# Cross-validation: Which classifier to use in the end? [duplicate]

This might sound like a very simple question, but I haven't been able to find an answer to it, yet: Assuming I am working on a binary classification task and I am using k-fold cross-validation to train classifiers on a train/test split of my data: After running CV I would end up with k trained classifiers. Which one of these would I actually use to classify new data? Would I simply meassure F1 etc. and use the best one? Or should I use some kind of ensemble method and use all k in some kind of voting?

• I'm sure this is a duplicate. But somehow I cannot find the other question. – cbeleites unhappy with SX Feb 2 '15 at 14:24

Short answer: Use the best model settings selected from cross validation to train a final model on your entire training set.

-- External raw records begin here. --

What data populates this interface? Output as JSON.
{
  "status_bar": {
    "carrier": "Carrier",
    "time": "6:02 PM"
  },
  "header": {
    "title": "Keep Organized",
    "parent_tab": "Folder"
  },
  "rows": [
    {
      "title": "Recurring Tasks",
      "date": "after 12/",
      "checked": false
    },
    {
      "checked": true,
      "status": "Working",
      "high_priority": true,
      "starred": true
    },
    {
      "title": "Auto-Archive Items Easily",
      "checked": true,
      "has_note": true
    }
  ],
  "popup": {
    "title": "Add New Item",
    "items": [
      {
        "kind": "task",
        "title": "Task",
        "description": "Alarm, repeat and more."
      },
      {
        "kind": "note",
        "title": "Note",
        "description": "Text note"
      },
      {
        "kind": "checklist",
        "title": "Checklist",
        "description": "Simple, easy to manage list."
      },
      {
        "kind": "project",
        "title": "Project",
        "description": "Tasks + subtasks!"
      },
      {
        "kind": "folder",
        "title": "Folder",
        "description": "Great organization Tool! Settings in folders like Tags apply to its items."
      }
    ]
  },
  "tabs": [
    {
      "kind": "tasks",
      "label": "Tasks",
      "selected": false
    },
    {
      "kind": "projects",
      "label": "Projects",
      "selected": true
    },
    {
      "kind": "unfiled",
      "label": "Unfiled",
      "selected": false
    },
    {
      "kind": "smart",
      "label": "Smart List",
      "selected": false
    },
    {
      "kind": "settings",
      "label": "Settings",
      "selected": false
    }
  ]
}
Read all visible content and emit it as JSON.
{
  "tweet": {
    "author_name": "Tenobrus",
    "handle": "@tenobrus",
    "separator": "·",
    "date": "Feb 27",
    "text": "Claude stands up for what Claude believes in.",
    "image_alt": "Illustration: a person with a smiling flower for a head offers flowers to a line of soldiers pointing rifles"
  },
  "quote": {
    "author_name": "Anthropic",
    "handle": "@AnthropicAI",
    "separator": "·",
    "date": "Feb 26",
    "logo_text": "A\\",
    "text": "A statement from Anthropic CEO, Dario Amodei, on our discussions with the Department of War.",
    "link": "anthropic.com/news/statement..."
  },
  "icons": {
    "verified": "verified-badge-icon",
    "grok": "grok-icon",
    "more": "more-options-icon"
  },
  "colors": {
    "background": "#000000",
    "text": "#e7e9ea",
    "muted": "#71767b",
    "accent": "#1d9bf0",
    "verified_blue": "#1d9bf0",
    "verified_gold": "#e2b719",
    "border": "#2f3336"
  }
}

Cross validation is used for two purposes:

1. Model selection
2. Model evaluation

Model selection is when you are comparing competing models, this could be in the form of different architectures, i.e. SVM vs kNN vs random forest, or one algorithm with different hyper-parameters, i.e. SVM with linear kernel function, but 5 different values of cost. You can even use it to compare multiple architectures with multiple hyper-parameter values, i.e. linear SVM with 5 values of c vs kNN with 3 values of k.

Typically you will evaluate each competing model under cross validation, and then select the model setup with the highest cross validation score (the average of its scores on each of the k folds) to be your final model. Say I was comparing the 5 SVMs and the 3 kNN models mentioned in the last paragraph. I discover that an SVM with c=0.01 had the highest CV score overall, this setup will form my final model. However, as you say, I have k implementations of this model as it's been formed on k folds. To obtain a single final model I fit a model using these settings on all the training data.

Model evaluation comes after model selection, and is used to provide an unbiased estimate of how well your final model will perform on unseen data. You may think that the cross-validation score calculated in the model selection phase does this, but it will be biased as you have selected these settings owing to their strong CV score. You'll probably need to use nested cross-validation for this, see the excellent answer by cbeleites here for a better explanation than I can provide.

$k$-fold cross-validation is a method to estimate generalization performance, for a given modeling strategy. You don't typically select one of these $k$ classifiers as your final model. In fact, the empirical best model during your cross-validation procedure is not necessarily really the best (for instance maybe its test fold happened to be an easy one).

Typically a new model is trained under the same circumstances on the full training set, or the $k$ classifiers you obtained during cross-validation are aggregated (for instance through bagging).

You don't necessarily pick any of the k 'models'.

You evaluate one model on k folds to get its average performance across (train, test) splits.

So, in this classification case, if your evaluation metric is let's say auc, then you get the average auc across k folds. You can compare this with another k-fold run with some other hyper-parameter's configuration on the same model / different model. From here, you can choose the best hyper parameters / model.

So the basic need of k-fold CV is to evaluate your model's performance across train test sets to get the most confidence, otherwise, if you only evaluate it across one set, then you cannot say with much confidence how your model will perform across a different set of train test.

I would not suggest to select one of the CV classifiers (explanations provided in the first answer is valid). Prefer to retrain another one over the whole dataset or to combine all your classifiers using a voting strategy to get best results.

A proper approach is not to train k various classifiers (on k folds) but rather one classifier k times. One does it to measure its performance in a robust way, always using a different fold as a test dataset. The resulting k performance measures are then aggregated in some way to give that robust performance metric m.

The variation of the classifier hyperparameters happens outside of the CV step. A separate CV step (with all k folds) is then run for each of all permutations of the classifier hyperparameters. The combination of hyperparameters that result in the best metric m is thus chosen and the classifier with those parameters may now be (re) trained on the full dataset.

So the master plan for workflow does not include any voting or otherwise combining the classifiers.